In the Russian version of the copyright statement, the restrictions appear even more stringent. Only blogs and homepages of individuals may use any resources. Some exception is made for educational and informational sites, and a few other organizations. In no way is it compatible with CC-BY.
-ilya
On Mon, Jul 6, 2009 at 10:49 AM, Brian McNeil brian.mcneil@wikinewsie.orgwrote:
I would actually point fr.wikinews at my interpretation and get them to stop copying from RIA until they get that clarified.
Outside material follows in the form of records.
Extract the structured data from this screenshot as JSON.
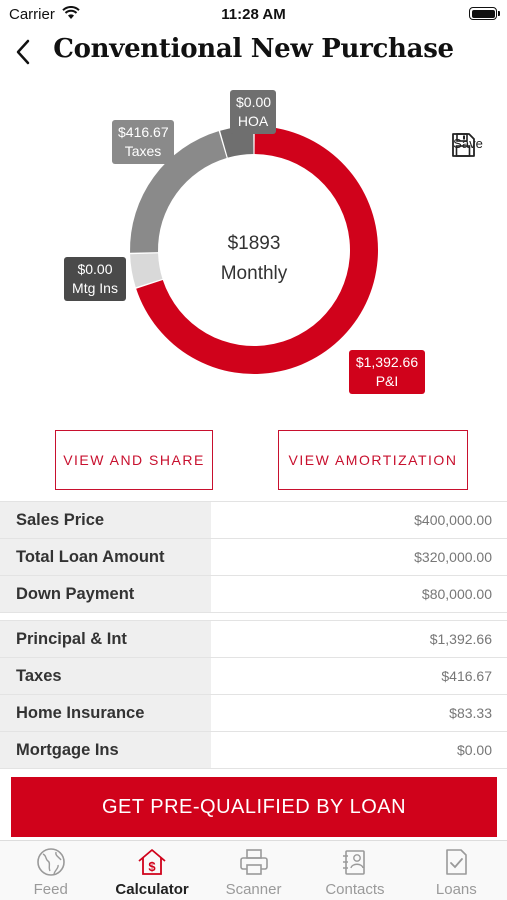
{
  "status_bar": {
    "carrier": "Carrier",
    "time": "11:28 AM"
  },
  "header": {
    "title": "Conventional New Purchase"
  },
  "save": {
    "label": "Save"
  },
  "chart": {
    "center_amount": "$1893",
    "center_label": "Monthly",
    "labels": {
      "hoa": {
        "amount": "$0.00",
        "name": "HOA"
      },
      "taxes": {
        "amount": "$416.67",
        "name": "Taxes"
      },
      "mtg_ins": {
        "amount": "$0.00",
        "name": "Mtg Ins"
      },
      "pi": {
        "amount": "$1,392.66",
        "name": "P&I"
      }
    }
  },
  "chart_data": {
    "type": "pie",
    "categories": [
      "P&I",
      "Mtg Ins",
      "Taxes",
      "HOA"
    ],
    "values": [
      1392.66,
      0,
      416.67,
      0
    ],
    "title": "",
    "center_text": "$1893 Monthly",
    "colors": [
      "#d0021b",
      "#d9d9d9",
      "#8a8a8a",
      "#6f6f6f"
    ]
  },
  "buttons": {
    "view_share": "VIEW AND SHARE",
    "view_amortization": "VIEW AMORTIZATION"
  },
  "loan_table": [
    {
      "label": "Sales Price",
      "value": "$400,000.00"
    },
    {
      "label": "Total Loan Amount",
      "value": "$320,000.00"
    },
    {
      "label": "Down Payment",
      "value": "$80,000.00"
    }
  ],
  "payment_table": [
    {
      "label": "Principal & Int",
      "value": "$1,392.66"
    },
    {
      "label": "Taxes",
      "value": "$416.67"
    },
    {
      "label": "Home Insurance",
      "value": "$83.33"
    },
    {
      "label": "Mortgage Ins",
      "value": "$0.00"
    }
  ],
  "cta": {
    "label": "GET PRE-QUALIFIED BY LOAN"
  },
  "tabs": [
    {
      "label": "Feed",
      "icon": "globe-icon"
    },
    {
      "label": "Calculator",
      "icon": "house-dollar-icon"
    },
    {
      "label": "Scanner",
      "icon": "printer-icon"
    },
    {
      "label": "Contacts",
      "icon": "contacts-icon"
    },
    {
      "label": "Loans",
      "icon": "document-check-icon"
    }
  ],
  "colors": {
    "accent": "#d0021b"
  }
}
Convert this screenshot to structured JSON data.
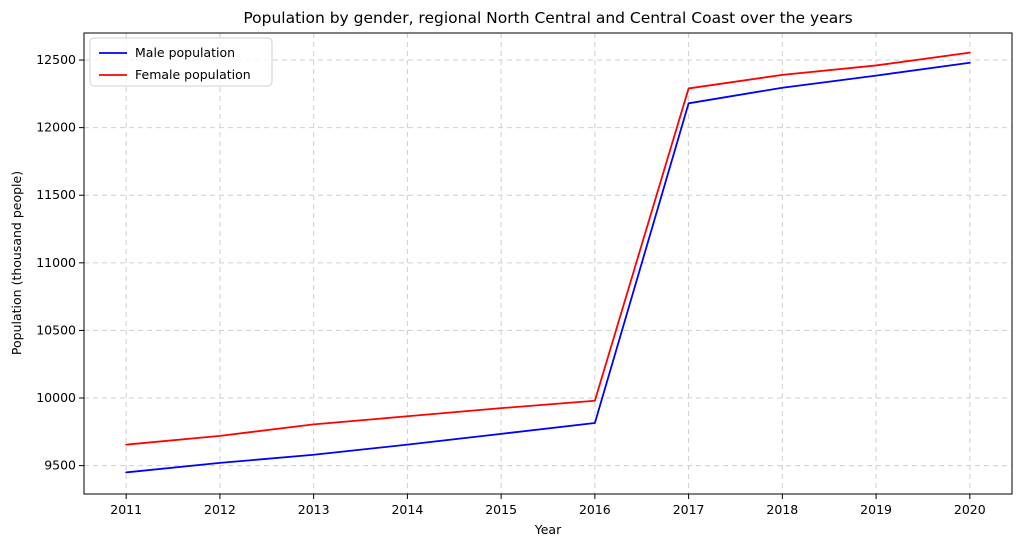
{
  "chart_data": {
    "type": "line",
    "title": "Population by gender, regional North Central and Central Coast over the years",
    "xlabel": "Year",
    "ylabel": "Population (thousand people)",
    "x": [
      2011,
      2012,
      2013,
      2014,
      2015,
      2016,
      2017,
      2018,
      2019,
      2020
    ],
    "xlim": [
      2010.55,
      2020.45
    ],
    "ylim": [
      9290,
      12700
    ],
    "yticks": [
      9500,
      10000,
      10500,
      11000,
      11500,
      12000,
      12500
    ],
    "grid": true,
    "legend_position": "upper-left",
    "series": [
      {
        "name": "Male population",
        "color": "#0000ff",
        "values": [
          9450,
          9520,
          9580,
          9655,
          9735,
          9815,
          12180,
          12295,
          12385,
          12480
        ]
      },
      {
        "name": "Female population",
        "color": "#ff0000",
        "values": [
          9655,
          9720,
          9805,
          9865,
          9925,
          9980,
          12290,
          12390,
          12460,
          12555
        ]
      }
    ]
  }
}
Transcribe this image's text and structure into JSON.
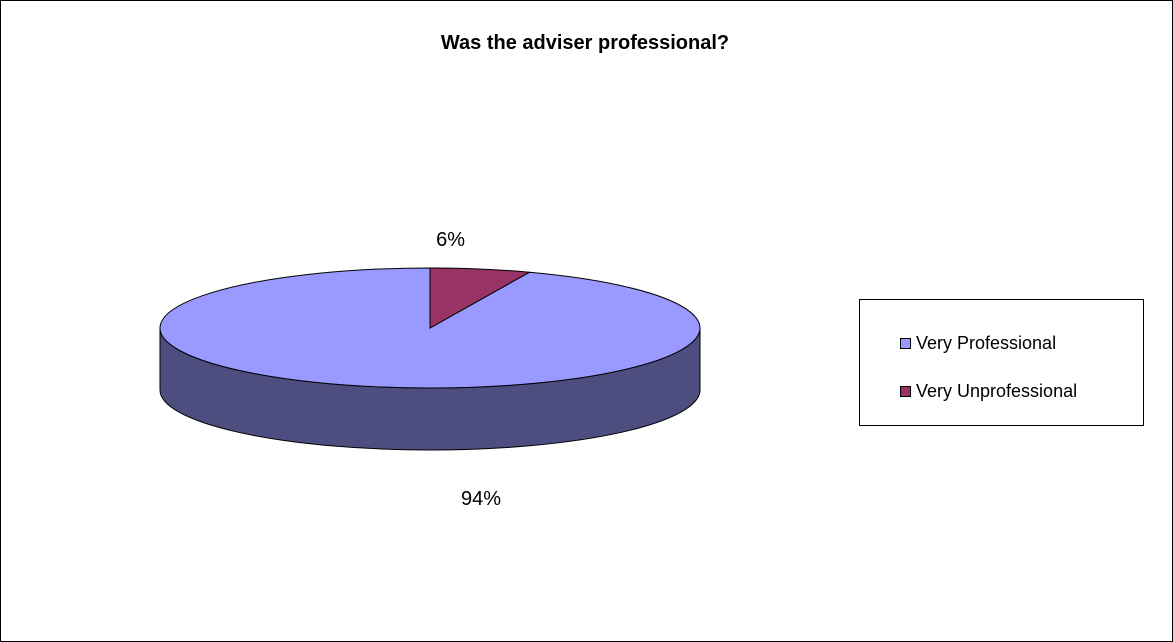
{
  "chart_data": {
    "type": "pie",
    "title": "Was the adviser professional?",
    "categories": [
      "Very Professional",
      "Very Unprofessional"
    ],
    "values": [
      94,
      6
    ],
    "data_labels": [
      "94%",
      "6%"
    ],
    "colors": [
      "#9999FF",
      "#993366"
    ],
    "side_colors": [
      "#4D4D80",
      "#4D1A33"
    ],
    "style": "3d",
    "legend_position": "right"
  }
}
Remember, copyright automatically reserves all the rights for the content creator. It is through copyleft licensing that you deliberately give up rights. In the absence of a link to a CC license or a public domain notice you can assume works cannot be copied.
Brian.
-----Original Message----- From: wikinews-l-bounces@lists.wikimedia.org [mailto:wikinews-l-bounces@lists.wikimedia.org] On Behalf Of Joe Anderson Sent: 06 July 2009 10:02 To: wikinews-l@lists.wikimedia.org Subject: Re: [Wikinews-l] Ria Novosti
On 2009-07-05 23:16:58 +0100, "Brian McNeil" brian.mcneil@wikinewsie.org said:
Okay.
I might drop them an email later to confirm (especially considering FR Wikinews are).